Venendo al tema oggetto del provvedimento in commento, l’omesso esame di elementi istruttori non integra dunque, di per sé, il vizio di omesso esame di un fatto decisivo, censurabile ex art. 360, n. 5), c.p.c., qualora il fatto storico, rilevante in causa, sia stato comunque preso in considerazione dal giudice, ancorché la sentenza non abbia dato conto di tutte le risultanze probatorie (Cass., 8 novembre 2019, n. 28887; Cass., n. 27415/2018, cit.).
Tuttavia, diverso è il discorso nel caso in cui la mancata considerazione di una prova, che in sé non è riconducibile nel vizio previsto dall’art. 360, n. 5), c.p.c., si risolve nell’omesso esame del fatto veicolato da tale prova, quando tale fatto è decisivo. Come più volte affermato dalla Suprema Corte proprio con riferimento alla prova documentale (Cass., 3 luglio 2021, n. 18859; Cass., 26 giugno 2018, n. 16812; Cass., 28 settembre 2016, n. 19150; Cass., 5 dicembre 2014, n. 25756), il mancato esame di un documento può essere denunciato per cassazione, quando determina l’omissione di motivazione su un punto decisivo della controversia e, segnatamente, quando il documento non esaminato offre la prova di circostanze di tale portata da invalidare, con un giudizio di certezza e non di mera probabilità, l’efficacia delle altre risultanze istruttorie che hanno determinato il convincimento del giudice di merito. In altre parole, il mancato esame di un documento costituisce un vizio denunciabile ai sensi dell’art. 360, n. 5), c.p.c., se il documento non esaminato offre la prova di fatti, primari o secondari, che siano stati oggetto della controversia, su cui si è pronunciato il giudice, e che si rivelino decisivi, in quanto il loro esame è in grado di determinare un diverso esito della vertenza.
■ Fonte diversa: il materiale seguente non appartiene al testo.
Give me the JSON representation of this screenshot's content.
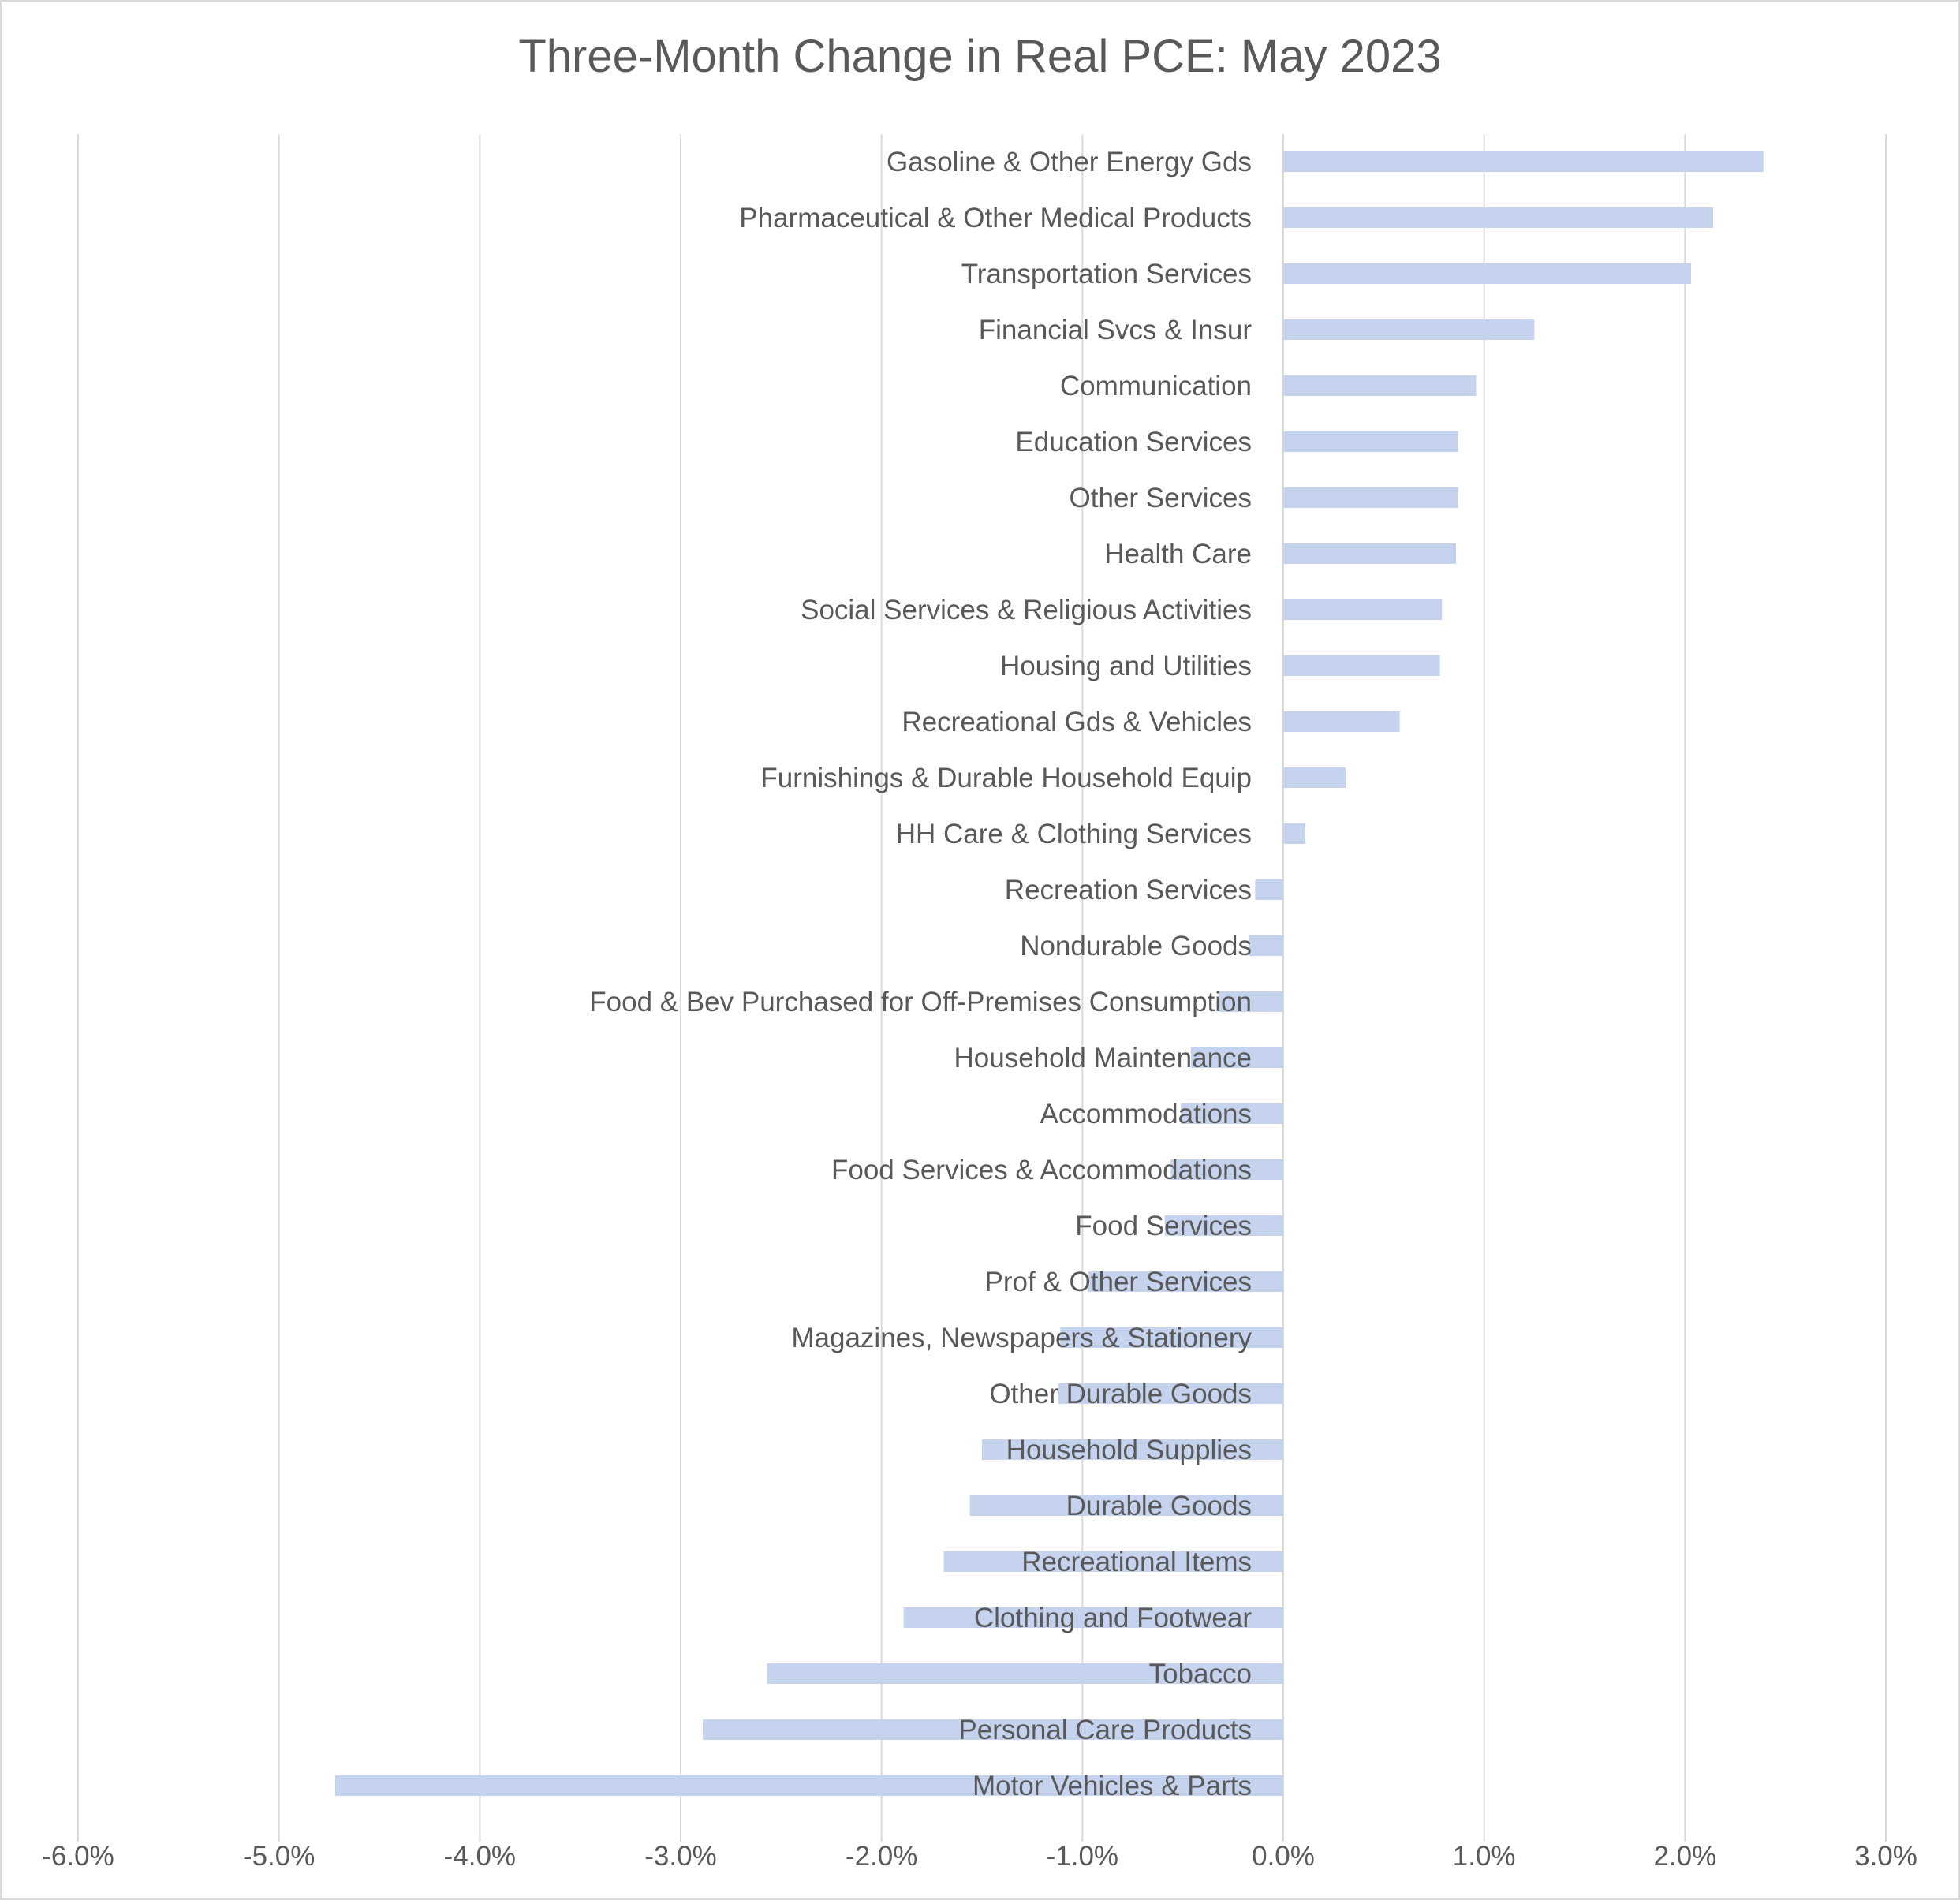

Per questo motivo, la denuncia in sede di legittimità deve contenere, a pena di inammissibilità, l’indicazione delle ragioni per le quali il documento trascurato avrebbe senza dubbio dato luogo a una decisione diversa. In applicazione dell’art. 366, 1°co., n. 4), c.p.c., la parte che propone ricorso per cassazione facendo valere l’omesso esame di un fatto decisivo per il giudizio, oggetto di discussione tra le parti, è, dunque, tenuta ad allegare in modo non generico il “fatto storico” non valutato, il “dato” testuale o extratestuale dal quale esso risulti esistente, il “come” e il “quando” tale fatto sia stato oggetto di discussione processuale e la sua “decisività” per la definizione della vertenza (Cass., sez. un., 7 aprile 2014, n. 8053; Cass., 23 marzo 2017, n. 7472; Cass., 2 luglio 2020, n. 13578).